Anti-androgens like Spironolactone inhibit androgen activity from counteracting hair loss. It’s often prescribed for women dealing with diffuse or excessive hair thinning. Not all types of hair loss are treatable.
Mild cases and those related to poor styling care and certain health issues may benefit from taking nutritional supplements like iron and biotin, prescription dermatological medications, and oral contraceptives or HRT to help improve hair health and retention.
It’s important to note that certain types of birth control are associated with hair loss claims due to non-age-specific issues. Individual results may vary.
Despite the many products marketed toward individuals dealing with hair loss, not all types are reversible. Studies show that those losing hair quickly or experiencing a rapid rate of hair loss often experience better results with wigs and hair implants. Whereas many individuals are experiencing hair loss due to health, medical and styling reasons find success with supplements and medications in addition to weaves.
How Marijuana Can Combat Hair Loss
Before using any supplement, medication, or remedy, it’s helpful to consider how marijuana could benefit the fight against hair loss.
For example, women experience changes in their hair after childbirth and during menopause. Men often develop bald spots from androgenic alopecia. These changes trigger increases and decreases in different stages of the hair growth cycle that cause hair loss.
Marijuana Can Help Balance Nutrient Irregularities
Marijuana reportedly balances chemical irregularities to protect hair health. Weed contains vitamins and nutrients like proteins, antioxidants, and other beneficial substances that help combat hair loss caused by nutritional deficiencies.
Marijuana Can Help Increase Appetite
Malnutrition is one of the leading causes of hair loss and baldness worldwide. People who use cannabis and choose healthier snacks when they get the munchies can increase their nutrient intake to stave off hair balding.
Marijuana Can Help Manage Adverse Medication Side-Effects
Regular cannabis use can make conventional medication side effects more manageable. It’s no secret that certain prescription meds like those normally prescribed for depression, anxiety, and acne cause side effects, including hair loss. Even treatments like chemotherapy can lead to nausea, vomiting, and appetite suppression, which can cause hair loss from poor nutrition.

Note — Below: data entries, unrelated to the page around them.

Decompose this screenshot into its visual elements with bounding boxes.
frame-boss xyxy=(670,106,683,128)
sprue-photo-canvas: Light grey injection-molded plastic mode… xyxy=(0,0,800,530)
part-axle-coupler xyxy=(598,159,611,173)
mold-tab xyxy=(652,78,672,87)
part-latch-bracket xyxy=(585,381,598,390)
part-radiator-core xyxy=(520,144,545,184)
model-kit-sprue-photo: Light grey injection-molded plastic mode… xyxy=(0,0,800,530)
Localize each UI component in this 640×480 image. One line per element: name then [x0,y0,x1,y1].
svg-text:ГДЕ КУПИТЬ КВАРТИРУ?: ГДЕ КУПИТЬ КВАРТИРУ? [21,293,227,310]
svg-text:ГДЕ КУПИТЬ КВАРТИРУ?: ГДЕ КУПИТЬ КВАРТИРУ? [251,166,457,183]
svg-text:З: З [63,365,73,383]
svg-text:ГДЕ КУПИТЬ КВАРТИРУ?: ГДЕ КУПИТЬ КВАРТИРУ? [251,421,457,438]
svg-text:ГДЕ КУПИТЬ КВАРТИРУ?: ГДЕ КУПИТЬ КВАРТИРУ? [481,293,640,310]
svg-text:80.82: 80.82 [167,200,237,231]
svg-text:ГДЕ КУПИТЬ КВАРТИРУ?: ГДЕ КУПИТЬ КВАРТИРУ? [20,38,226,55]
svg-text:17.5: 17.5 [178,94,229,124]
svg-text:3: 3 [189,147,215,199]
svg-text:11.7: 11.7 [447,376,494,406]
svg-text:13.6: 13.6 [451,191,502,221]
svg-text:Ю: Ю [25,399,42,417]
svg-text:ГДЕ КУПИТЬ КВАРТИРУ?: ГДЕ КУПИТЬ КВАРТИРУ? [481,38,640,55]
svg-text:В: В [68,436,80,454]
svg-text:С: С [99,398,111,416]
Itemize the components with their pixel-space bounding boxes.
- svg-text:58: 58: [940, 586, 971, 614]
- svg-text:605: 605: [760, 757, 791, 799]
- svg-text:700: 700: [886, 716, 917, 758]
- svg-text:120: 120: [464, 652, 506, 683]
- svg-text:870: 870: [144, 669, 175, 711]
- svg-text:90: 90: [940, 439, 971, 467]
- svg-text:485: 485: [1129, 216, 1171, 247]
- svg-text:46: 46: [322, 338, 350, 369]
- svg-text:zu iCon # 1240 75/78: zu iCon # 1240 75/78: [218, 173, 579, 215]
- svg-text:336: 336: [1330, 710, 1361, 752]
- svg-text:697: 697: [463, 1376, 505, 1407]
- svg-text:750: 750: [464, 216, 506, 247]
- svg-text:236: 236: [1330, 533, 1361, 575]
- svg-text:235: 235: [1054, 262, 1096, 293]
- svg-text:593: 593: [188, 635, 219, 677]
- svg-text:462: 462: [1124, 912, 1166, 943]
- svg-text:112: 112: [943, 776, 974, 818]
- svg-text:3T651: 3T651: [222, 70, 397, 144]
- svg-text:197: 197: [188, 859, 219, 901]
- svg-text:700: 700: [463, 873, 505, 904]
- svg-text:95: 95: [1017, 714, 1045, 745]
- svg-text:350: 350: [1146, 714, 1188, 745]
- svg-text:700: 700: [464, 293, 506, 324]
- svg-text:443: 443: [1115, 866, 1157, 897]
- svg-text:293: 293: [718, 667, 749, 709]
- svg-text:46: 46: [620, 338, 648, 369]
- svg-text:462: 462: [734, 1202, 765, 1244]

Cannabis has many known and unknown properties that fight inflammation, boost immunity, promote sleep hygiene, good moods, etc. Long-term or regular use may increase hair growth. Many cancer patients who use cannabis reportedly experience new hair growth on their scalps and other areas of their bodies several months after their last treatment.
How to Use Cannabis When Dealing With Hair Loss
CBD-rich cannabis strains are beneficial for those seeking relief from stress and anxiety without the psychoactive effects. Marijuana makes it easier for users to handle stress, a response that increases cortisol levels in the body and triggers function irregularities. Users can manage their stress better and maintain lower cortisol levels to promote hair retention.
Cannabis can be infused into products and oils and applied to the scalp to improve health and add protein to coat and strengthen the hair from breakage. Once absorbed into the skin, these topicals help prevent moisture loss and stimulate hair growth to combat balding. Other common ways to use marijuana if you’re worried about hair loss include vaping, edibles, oils, tinctures, and topicals.
Ongoing research continues to highlight the various effects of marijuana on the mind and body. While the exact cause of hair loss varies per individual, the solution to overcoming it lies in determining the reason specific to your situation.